Big consultancies often work for both governments and business, even when the interests of their clients contradict each other. In the field of climate change, consultancies advise governments on how to decarbonise, while also getting money from fossil fuel companies with the opposite agenda.

The Big Con also examines failures of consultancies in the Global South, where consultancies often implement neoliberal free-market economic policies, often seen as neocolonial by the Global South. In one case study, McKinsey was contracted by the Puerto Rican government to help rebuild after it was hit by Hurricane Maria in 2017. This project was led by recent business graduates who applied a 'one-size-fits-all' process. This included privatisation and reducing labour rights. Consultancies also played a key role in capital flight from developing countries undergoing structural adjustment, in what the book calls 'transnational plunder networks'.

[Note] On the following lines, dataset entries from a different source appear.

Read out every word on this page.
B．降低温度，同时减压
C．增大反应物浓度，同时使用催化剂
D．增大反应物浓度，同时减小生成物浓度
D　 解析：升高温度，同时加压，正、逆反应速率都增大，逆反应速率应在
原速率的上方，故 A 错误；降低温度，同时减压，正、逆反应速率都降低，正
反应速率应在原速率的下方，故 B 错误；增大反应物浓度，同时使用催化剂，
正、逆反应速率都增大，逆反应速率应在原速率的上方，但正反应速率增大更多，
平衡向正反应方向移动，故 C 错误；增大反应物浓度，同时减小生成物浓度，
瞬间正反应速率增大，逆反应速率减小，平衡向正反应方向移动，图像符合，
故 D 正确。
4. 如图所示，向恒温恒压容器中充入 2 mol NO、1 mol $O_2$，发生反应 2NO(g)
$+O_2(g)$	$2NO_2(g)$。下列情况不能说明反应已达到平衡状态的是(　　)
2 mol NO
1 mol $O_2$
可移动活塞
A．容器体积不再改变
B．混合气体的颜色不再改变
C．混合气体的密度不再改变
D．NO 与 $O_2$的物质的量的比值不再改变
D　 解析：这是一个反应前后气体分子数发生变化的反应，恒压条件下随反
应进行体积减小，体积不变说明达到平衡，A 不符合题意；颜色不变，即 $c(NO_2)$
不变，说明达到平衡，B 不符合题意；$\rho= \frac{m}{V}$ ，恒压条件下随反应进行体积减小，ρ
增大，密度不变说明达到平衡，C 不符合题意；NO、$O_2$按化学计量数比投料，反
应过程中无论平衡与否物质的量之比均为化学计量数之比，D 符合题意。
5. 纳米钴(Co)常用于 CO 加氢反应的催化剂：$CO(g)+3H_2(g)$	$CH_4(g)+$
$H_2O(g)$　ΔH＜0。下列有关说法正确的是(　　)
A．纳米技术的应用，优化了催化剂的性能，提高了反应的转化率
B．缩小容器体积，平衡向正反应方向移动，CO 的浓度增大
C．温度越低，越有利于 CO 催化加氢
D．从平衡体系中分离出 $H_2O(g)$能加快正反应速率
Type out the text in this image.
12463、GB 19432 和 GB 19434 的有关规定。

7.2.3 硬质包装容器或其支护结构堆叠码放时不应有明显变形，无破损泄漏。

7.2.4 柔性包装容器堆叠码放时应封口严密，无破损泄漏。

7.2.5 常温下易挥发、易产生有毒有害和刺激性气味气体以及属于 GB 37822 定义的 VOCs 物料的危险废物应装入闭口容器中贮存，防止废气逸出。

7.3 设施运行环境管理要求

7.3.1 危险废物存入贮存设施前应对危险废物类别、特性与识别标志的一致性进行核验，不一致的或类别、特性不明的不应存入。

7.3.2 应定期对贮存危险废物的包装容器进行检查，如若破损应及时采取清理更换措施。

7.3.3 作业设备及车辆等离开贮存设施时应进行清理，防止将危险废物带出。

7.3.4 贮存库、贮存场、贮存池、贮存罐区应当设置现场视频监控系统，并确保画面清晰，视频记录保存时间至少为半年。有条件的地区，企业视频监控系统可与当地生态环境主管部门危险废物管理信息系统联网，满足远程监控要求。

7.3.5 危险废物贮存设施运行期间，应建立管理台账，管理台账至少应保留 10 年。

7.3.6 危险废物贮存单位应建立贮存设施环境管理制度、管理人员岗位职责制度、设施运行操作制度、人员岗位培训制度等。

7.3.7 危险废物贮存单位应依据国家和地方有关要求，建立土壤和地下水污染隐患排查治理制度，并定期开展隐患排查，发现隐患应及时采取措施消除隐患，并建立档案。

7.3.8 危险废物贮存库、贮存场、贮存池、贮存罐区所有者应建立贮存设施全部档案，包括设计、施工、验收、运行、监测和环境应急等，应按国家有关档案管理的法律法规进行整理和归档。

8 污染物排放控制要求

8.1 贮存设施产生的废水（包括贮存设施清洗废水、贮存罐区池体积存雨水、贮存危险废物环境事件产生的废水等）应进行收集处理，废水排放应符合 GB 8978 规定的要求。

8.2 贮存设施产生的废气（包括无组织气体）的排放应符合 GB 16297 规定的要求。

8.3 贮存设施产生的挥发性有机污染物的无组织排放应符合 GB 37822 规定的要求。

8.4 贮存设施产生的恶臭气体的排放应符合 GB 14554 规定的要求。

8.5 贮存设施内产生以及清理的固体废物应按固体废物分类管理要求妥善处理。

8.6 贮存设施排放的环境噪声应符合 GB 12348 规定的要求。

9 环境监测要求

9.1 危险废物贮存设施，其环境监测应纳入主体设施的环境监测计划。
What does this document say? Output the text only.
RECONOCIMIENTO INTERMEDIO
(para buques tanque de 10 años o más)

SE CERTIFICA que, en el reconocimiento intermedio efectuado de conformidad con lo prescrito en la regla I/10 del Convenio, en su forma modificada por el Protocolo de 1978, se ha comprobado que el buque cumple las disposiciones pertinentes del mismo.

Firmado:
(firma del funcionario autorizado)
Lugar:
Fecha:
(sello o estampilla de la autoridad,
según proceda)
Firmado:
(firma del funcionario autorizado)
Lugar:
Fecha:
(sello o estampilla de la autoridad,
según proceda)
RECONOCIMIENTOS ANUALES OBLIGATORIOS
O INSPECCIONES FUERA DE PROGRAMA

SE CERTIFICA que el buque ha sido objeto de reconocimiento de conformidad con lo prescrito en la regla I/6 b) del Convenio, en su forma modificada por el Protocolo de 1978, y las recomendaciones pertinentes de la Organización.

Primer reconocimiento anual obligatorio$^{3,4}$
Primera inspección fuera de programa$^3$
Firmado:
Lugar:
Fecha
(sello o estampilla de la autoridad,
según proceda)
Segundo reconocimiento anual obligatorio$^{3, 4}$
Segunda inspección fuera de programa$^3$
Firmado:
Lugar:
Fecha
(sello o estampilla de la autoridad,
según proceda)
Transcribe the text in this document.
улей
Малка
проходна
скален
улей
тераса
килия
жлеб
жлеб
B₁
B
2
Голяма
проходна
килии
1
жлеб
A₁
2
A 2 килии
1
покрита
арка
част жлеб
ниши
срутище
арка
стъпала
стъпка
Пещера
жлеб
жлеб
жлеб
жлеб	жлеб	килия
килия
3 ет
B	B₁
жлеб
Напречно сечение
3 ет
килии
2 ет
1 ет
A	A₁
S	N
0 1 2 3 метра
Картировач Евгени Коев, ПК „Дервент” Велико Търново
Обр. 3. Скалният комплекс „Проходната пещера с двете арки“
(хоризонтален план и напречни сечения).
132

One of the impacts of embedding consultancies deep into the public sector is the erosion of opportunities for building internal capabilities. The Big Con details one strategy of consultancies: initial contracts to governments are offered at little cost. In subsequent phases, the government becomes dependent, having failed to build in-house expertise and thus feeling compelled to rely on consultancies for further work.

The book proposes three solutions to the problem: require consultancies to declare any conflict of interest they might have, rebuild public sector capabilities to become less dependent on consultancies and improve how the outcomes of contracts are evaluated.

== Reception ==
The book generally received positive reviews. The Times named The Big Con one of the five best business and technology books of 2023. The Financial Times and The Guardian both included the book in their "to read" lists for 2023. Nathan Akehurst called the book "meticulously researched" in a review for Jacobin and praised the book's ability to explain complex issues in simple terms. Mehdi Boussebaa, writing for the Journal of International Business Studies said that the book serves as a "much-needed wake-up call for businesses and governments".

One reviewer criticized the scarcity of evidence from the Global South. Boussebaa argues that while the book aims to tell a global story about consultancies, its evidence draws mainly from English-speaking countries. He also highlighted the limited engagement with how consulting firms relate to foreign direct investment and internationalisation of client companies.

Others critiqued the book's description of public value. Timothy Slaper, writing in Economic Development Quarterly, supported the critique of consultancy practices—especially how consultancies do not share in the risk of potentially bad advice—but found the discussion of public value theory unconvincing. He argued that the concept was poorly defined and weakened the book's central claims, suggesting the material might have been more effective in a separate book. Similarly, Akehurst felt the recommendations lacked clarity, noting that the book did not define what a "new theory of value" might entail as an alternative to the consultancy emphasis on efficiency.